Si la partie « A » du volume x des Husserliana, c’est-à-dire les désormais classiques Leçons sur la conscience intime du temps
élaborées par Edith Stein et publiées par Martin Heidegger en 1928, est
depuis longtemps à la disposition du lecteur d’expression française, la
place exceptionnelle qu’occupe la question du temps dans la philosophie
en général, et dans la phénoménologie de Husserl en particulier,
justifie qu’on livre enfin au public la partie « B » qui regroupe des
textes de la période 1893-1917 pour la plus large part écartés par la
compilation trop systématiquement recomposée d’E. Stein.
Les perspectives qu’ouvre ce volume, formant une unité
indépendante en soi, non seulement ne peuvent pas s’acquérir à partir du
corpus Stein/Heidegger, mais surtout permettent de mieux comprendre la
complexité et l’évolution d’une recherche inlassable seulement condensée
dans les Leçons, et de cerner les apories qui sont « au travail »
de façon incessante dans les textes ici traduits et qui tiennent, en
leur racine commune, à la conception unidimensionnelle de la temporalité
à laquelle Husserl n’a jamais voulu renoncer.

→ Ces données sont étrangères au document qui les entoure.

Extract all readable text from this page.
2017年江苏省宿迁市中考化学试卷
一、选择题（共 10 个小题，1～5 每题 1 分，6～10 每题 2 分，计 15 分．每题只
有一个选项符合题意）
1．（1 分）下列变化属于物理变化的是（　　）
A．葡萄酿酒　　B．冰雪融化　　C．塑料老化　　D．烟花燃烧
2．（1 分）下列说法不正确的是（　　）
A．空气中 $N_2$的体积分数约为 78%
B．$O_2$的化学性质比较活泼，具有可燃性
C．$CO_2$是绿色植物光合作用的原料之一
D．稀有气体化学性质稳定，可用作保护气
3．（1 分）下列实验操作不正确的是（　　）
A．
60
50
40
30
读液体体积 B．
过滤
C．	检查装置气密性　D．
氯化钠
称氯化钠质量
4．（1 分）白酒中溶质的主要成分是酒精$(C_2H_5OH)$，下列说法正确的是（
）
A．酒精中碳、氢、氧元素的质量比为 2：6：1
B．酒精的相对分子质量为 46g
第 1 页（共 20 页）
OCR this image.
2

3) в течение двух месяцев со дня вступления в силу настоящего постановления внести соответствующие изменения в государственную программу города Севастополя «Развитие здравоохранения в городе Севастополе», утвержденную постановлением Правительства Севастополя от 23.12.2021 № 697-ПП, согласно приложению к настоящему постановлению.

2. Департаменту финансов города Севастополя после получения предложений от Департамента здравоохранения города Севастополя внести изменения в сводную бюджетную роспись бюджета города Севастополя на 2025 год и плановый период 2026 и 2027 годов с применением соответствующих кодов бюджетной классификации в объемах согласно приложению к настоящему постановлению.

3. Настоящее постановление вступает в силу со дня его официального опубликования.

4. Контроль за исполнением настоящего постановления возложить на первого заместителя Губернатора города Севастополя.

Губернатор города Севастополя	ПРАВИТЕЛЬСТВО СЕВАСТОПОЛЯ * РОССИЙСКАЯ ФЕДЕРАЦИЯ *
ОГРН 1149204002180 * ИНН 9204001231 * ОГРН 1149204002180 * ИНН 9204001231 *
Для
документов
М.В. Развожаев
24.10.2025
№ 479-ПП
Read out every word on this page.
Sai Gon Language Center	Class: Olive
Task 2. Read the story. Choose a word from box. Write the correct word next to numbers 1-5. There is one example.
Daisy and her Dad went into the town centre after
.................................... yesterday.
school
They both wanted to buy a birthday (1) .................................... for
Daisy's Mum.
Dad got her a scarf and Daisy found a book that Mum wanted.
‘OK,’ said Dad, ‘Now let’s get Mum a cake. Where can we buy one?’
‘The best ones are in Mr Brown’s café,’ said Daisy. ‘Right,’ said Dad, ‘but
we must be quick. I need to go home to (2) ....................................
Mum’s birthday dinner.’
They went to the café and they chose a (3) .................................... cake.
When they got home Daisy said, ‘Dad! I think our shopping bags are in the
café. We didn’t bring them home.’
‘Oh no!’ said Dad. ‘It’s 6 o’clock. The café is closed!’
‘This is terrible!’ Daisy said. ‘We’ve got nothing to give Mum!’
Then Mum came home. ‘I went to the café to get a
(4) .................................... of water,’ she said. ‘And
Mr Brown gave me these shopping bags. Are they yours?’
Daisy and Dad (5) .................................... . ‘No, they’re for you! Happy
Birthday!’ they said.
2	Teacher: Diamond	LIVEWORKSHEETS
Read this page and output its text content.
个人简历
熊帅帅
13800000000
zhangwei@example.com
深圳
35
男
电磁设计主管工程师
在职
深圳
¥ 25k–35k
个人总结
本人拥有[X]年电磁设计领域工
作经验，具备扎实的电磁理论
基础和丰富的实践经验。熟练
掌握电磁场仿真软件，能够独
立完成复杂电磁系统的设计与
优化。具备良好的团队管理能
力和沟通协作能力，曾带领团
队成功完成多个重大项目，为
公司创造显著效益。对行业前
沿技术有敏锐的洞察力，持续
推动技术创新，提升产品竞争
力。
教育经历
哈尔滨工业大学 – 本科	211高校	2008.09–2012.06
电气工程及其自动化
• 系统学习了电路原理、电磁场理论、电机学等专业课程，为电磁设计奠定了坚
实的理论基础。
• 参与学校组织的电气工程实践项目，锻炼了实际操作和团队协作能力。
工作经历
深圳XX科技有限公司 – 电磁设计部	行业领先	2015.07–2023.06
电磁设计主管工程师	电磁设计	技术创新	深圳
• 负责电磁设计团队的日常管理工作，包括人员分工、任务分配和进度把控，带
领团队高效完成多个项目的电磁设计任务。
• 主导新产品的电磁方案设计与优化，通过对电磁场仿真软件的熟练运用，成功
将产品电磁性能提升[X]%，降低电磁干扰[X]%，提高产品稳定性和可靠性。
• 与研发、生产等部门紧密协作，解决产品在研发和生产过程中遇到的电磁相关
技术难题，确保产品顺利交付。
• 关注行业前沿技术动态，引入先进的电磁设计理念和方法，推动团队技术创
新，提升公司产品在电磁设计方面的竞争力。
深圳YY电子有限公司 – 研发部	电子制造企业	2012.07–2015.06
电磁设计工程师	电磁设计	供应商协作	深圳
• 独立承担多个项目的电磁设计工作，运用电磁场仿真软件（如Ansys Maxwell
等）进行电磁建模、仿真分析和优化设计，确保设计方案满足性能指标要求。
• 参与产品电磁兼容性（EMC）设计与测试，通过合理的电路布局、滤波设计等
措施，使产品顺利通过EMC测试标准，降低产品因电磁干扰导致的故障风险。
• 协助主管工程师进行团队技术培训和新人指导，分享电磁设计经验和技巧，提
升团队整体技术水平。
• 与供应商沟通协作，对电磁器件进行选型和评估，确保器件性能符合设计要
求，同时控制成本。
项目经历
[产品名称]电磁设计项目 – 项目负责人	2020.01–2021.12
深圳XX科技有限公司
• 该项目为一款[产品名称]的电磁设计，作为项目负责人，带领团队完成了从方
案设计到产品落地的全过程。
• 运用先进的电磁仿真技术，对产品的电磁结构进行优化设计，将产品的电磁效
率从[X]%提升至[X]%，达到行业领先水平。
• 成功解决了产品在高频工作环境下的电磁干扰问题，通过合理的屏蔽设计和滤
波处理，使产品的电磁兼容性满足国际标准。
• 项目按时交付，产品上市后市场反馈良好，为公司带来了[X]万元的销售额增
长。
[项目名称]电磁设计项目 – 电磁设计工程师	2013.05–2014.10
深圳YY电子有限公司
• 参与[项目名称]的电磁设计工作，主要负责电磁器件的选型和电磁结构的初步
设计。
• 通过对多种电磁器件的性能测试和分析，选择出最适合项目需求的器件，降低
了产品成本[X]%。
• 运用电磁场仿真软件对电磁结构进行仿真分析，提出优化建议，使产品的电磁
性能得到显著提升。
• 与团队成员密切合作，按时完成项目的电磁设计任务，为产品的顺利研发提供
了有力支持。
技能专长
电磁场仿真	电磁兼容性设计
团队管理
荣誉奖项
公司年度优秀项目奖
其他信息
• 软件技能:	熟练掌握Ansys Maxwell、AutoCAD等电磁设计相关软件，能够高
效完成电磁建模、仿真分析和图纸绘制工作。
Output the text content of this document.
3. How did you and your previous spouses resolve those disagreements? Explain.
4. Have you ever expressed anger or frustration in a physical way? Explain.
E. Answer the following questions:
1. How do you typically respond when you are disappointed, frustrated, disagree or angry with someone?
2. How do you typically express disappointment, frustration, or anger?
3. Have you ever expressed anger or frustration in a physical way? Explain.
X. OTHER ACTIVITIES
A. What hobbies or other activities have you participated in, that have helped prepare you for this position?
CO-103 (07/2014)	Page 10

C’est la phénoménologie de la perception qui, encore une fois,
fournit le cadre initial des analyses : l’intentionnalité s’y institue
selon un mode de temporalisation qui est celui du présent vivant en flux
continu, muni de ses rétentions et de ses protentions. Cette affinité
élective entre intentionnalité et temps conduit même à dégager une
double intentionnalité, dont on peut se demander en quel sens elle est
encore intentionnalité, et qui est très vite vouée à déborder cette
effectuation conscientielle spécifique qu’est la perception pour
s’affronter aux redoutables problèmes de l’intropathie et de la phantasia.
La part est ainsi faite à la fois aux analyses concrètes — satisfaisant par là à l’exigence d’attestabilité
de la phénoménologie —, aux analyses formelles — souvent par
abstraction géométrisante des premières —, mais aussi au dialogue
d’ordre historique avec les conceptions contemporaines que défendaient
alors Brentano, Meinong ou Stern.
Le texte est précédé d’une riche introduction restituant les présentations des deux éditions allemandes existantes.